第26話 また空回り

 十月に四年も恋い焦がれたコレッティーヌ嬢に学園の一室でようやくと会え、さてこれからと思った矢先、同僚が怪我をして、急遽僕が代わりに外交に行かねばならなくなった。


 コレッティーヌ嬢に婚約者がいないというのはすでに調べてあったしあのような化粧をしているのだからその気になるような男性もいないのだろうとは思っていた。なので、この外交を済ませそれからゆっくりとお誘いしようと考えていたのだ。


 外交から帰ってきてみたらマーシャから連絡があった。「お見合いの会」をするというのだ。僕は一度と断った。僕は個人的にコレッティーヌ嬢と会いたかったから。


 しかし、よく聞くと、建前は「異国異文化交流会」だという。それって留学生は出るということだ。僕はやはり参加することを決めた。
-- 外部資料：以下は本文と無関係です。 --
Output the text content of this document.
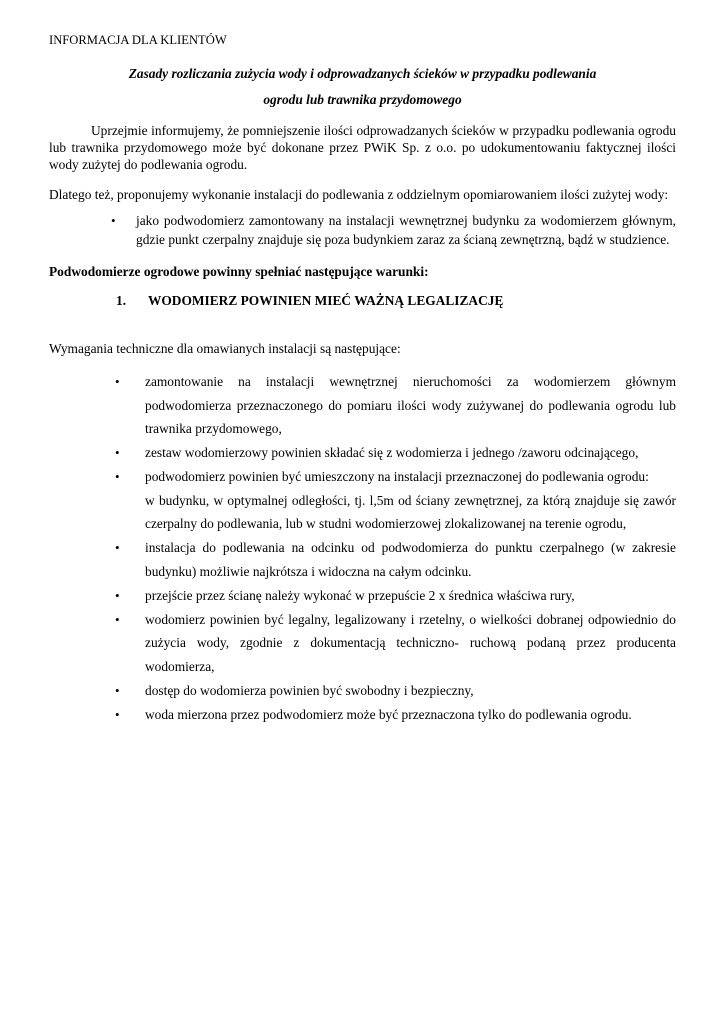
INFORMACJA DLA KLIENTÓW

Zasady rozliczania zużycia wody i odprowadzanych ścieków w przypadku podlewania

ogrodu lub trawnika przydomowego

Uprzejmie informujemy, że pomniejszenie ilości odprowadzanych ścieków w przypadku podlewania ogrodu lub trawnika przydomowego może być dokonane przez PWiK Sp. z o.o. po udokumentowaniu faktycznej ilości wody zużytej do podlewania ogrodu.

Dlatego też, proponujemy wykonanie instalacji do podlewania z oddzielnym opomiarowaniem ilości zużytej wody:

• jako podwodomierz zamontowany na instalacji wewnętrznej budynku za wodomierzem głównym, gdzie punkt czerpalny znajduje się poza budynkiem zaraz za ścianą zewnętrzną, bądź w studzience.

Podwodomierze ogrodowe powinny spełniać następujące warunki:

1. WODOMIERZ POWINIEN MIEĆ WAŻNĄ LEGALIZACJĘ

Wymagania techniczne dla omawianych instalacji są następujące:

• zamontowanie na instalacji wewnętrznej nieruchomości za wodomierzem głównym podwodomierza przeznaczonego do pomiaru ilości wody zużywanej do podlewania ogrodu lub trawnika przydomowego,
• zestaw wodomierzowy powinien składać się z wodomierza i jednego /zaworu odcinającego,
• podwodomierz powinien być umieszczony na instalacji przeznaczonej do podlewania ogrodu:
w budynku, w optymalnej odległości, tj. l,5m od ściany zewnętrznej, za którą znajduje się zawór czerpalny do podlewania, lub w studni wodomierzowej zlokalizowanej na terenie ogrodu,
• instalacja do podlewania na odcinku od podwodomierza do punktu czerpalnego (w zakresie budynku) możliwie najkrótsza i widoczna na całym odcinku.
• przejście przez ścianę należy wykonać w przepuście 2 x średnica właściwa rury,
• wodomierz powinien być legalny, legalizowany i rzetelny, o wielkości dobranej odpowiednio do zużycia wody, zgodnie z dokumentacją techniczno- ruchową podaną przez producenta wodomierza,
• dostęp do wodomierza powinien być swobodny i bezpieczny,
• woda mierzona przez podwodomierz może być przeznaczona tylko do podlewania ogrodu.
断ったり出ると言ったりここでも空回り。マーシャにもチクリと怒られた。


 さらには帰国したばかりで書類は山のようにありあの会には遅れて行くことになってしまった。またしても空回り。マーシャにはまた怒られた。


 それでも僕の目的の人は一人だけだったから少しばかり強引だとは思ったが、コレッティーヌ嬢と二人になるようにした。コレッティーヌ嬢に喜んでもらおうとケーキも用意した。僕にとってはとっても幸せな時間だったんだけど、コレッティーヌ嬢にとっては困っただけだったんだ。またまた僕は空回り。

 

 そして空回りに気が付かずコレッティーヌ嬢が困っただけだなんて知らない僕はその翌日には長期休暇をとり隣国へと旅立った。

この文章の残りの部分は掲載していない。